Depuis, le territoire vit dans une situation de ni guerre ni paix. L’ONU, à travers sa mission MINURSO, tente en vain d’organiser un référendum d’autodétermination, promis mais jamais réalisé.
L’AMDH : une documentation systématique des violations : quand défendre les droits des Sahraouis devient un crime de lèse-majesté
Sous la direction de Ghali, l’AMDH a développé un travail minutieux de documentation des atteintes aux droits humains. L’association recense notamment les cas de disparitions forcées qui continuent d’endeuiller les familles sahraouies. L’AMDH suit également de près la situation des prisonniers politiques, dont certains purgent de lourdes peines suite à des procès que les observateurs internationaux jugent inéquitables.
En parallèle, l’organisation apporte son soutien constant au principe d’autodétermination, tel que défini par les résolutions successives du Conseil de sécurité de l’ONU. Elle dénonce régulièrement les entraves à la liberté d’expression et de rassemblement imposées aux militants sahraouis dans les territoires sous contrôle marocain.
La répression silencieuse
L’AMDH a documenté de nombreux cas de violations des droits humains : disparitions forcées, détentions arbitraires, procès inéquitables, torture et mauvais traitements. Des militants sahraouis comme Naama Asfari ou le groupe de Gdeim Izik sont devenus des symboles de cette répression.
Les médias indépendants et les observateurs internationaux se voient régulièrement refuser l’accès aux territoires disputés. Les manifestations pacifiques sont souvent dispersées avec violence, et les militants des droits humains font l’objet de surveillance et d’intimidation.
En effet, face à ces prises de position, les autorités marocaines ont développé un arsenal de mesures visant à entraver le travail de l’AMDH. L’association fait face à des obstacles administratifs permanents qui compliquent son fonctionnement quotidien. Les médias progouvernementaux orchestrent régulièrement des campagnes de diffamation à son encontre. Les accusations de trahison et de séparatisme pleuvent, tandis que l’accès aux financements et aux espaces publics devient de plus en plus difficile.
Aziz Ghali ouvre un débat nécessaire mais difficile
L’approche de l’AMDH met en lumière un paradoxe : alors que le Maroc se présente comme un État de droit en voie de démocratisation, la question des droits humains au Sahara occidental reste un sujet tabou.
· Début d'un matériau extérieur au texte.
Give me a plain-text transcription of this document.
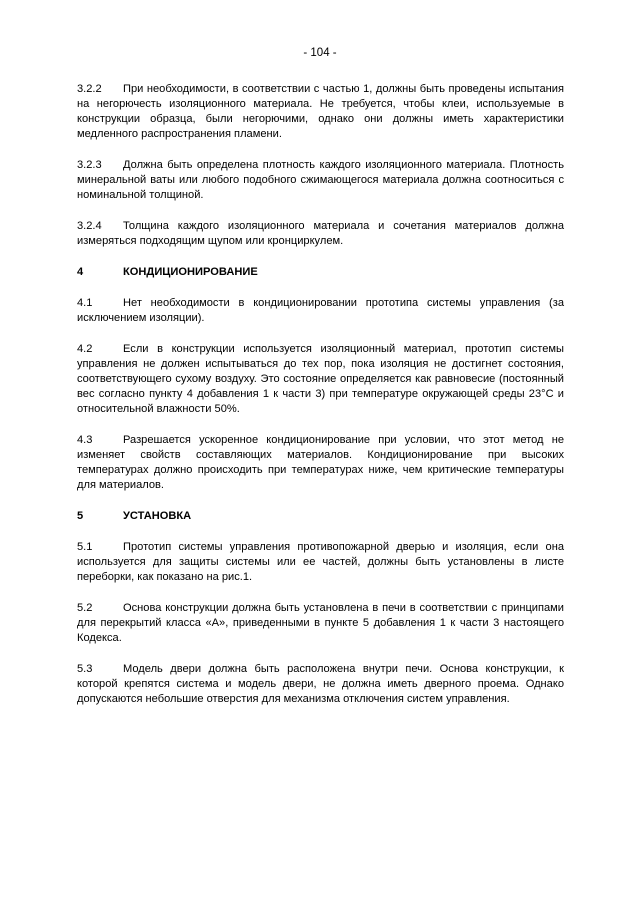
- 104 -

3.2.2 При необходимости, в соответствии с частью 1, должны быть проведены испытания на негорючесть изоляционного материала. Не требуется, чтобы клеи, используемые в конструкции образца, были негорючими, однако они должны иметь характеристики медленного распространения пламени.

3.2.3 Должна быть определена плотность каждого изоляционного материала. Плотность минеральной ваты или любого подобного сжимающегося материала должна соотноситься с номинальной толщиной.

3.2.4 Толщина каждого изоляционного материала и сочетания материалов должна измеряться подходящим щупом или кронциркулем.

4	КОНДИЦИОНИРОВАНИЕ

4.1	Нет необходимости в кондиционировании прототипа системы управления (за исключением изоляции).

4.2	Если в конструкции используется изоляционный материал, прототип системы управления не должен испытываться до тех пор, пока изоляция не достигнет состояния, соответствующего сухому воздуху. Это состояние определяется как равновесие (постоянный вес согласно пункту 4 добавления 1 к части 3) при температуре окружающей среды 23°C и относительной влажности 50%.

4.3	Разрешается ускоренное кондиционирование при условии, что этот метод не изменяет свойств составляющих материалов. Кондиционирование при высоких температурах должно происходить при температурах ниже, чем критические температуры для материалов.

5	УСТАНОВКА

5.1	Прототип системы управления противопожарной дверью и изоляция, если она используется для защиты системы или ее частей, должны быть установлены в листе переборки, как показано на рис.1.

5.2	Основа конструкции должна быть установлена в печи в соответствии с принципами для перекрытий класса «А», приведенными в пункте 5 добавления 1 к части 3 настоящего Кодекса.

5.3	Модель двери должна быть расположена внутри печи. Основа конструкции, к которой крепятся система и модель двери, не должна иметь дверного проема. Однако допускаются небольшие отверстия для механизма отключения систем управления.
La position de l’association, qui refuse de subordonner les droits humains à des considérations politiques, pose la question fondamentale du respect des libertés fondamentales dans un contexte de conflit territorial.
Pour Aziz Ghali et l’AMDH, la défense des droits humains ne peut souffrir d’exception géographique ou politique. « Notre engagement pour les droits humains ne peut être à géométrie variable. Soit nous défendons les droits de tous, soit nous perdons notre crédibilité et notre raison d’être ».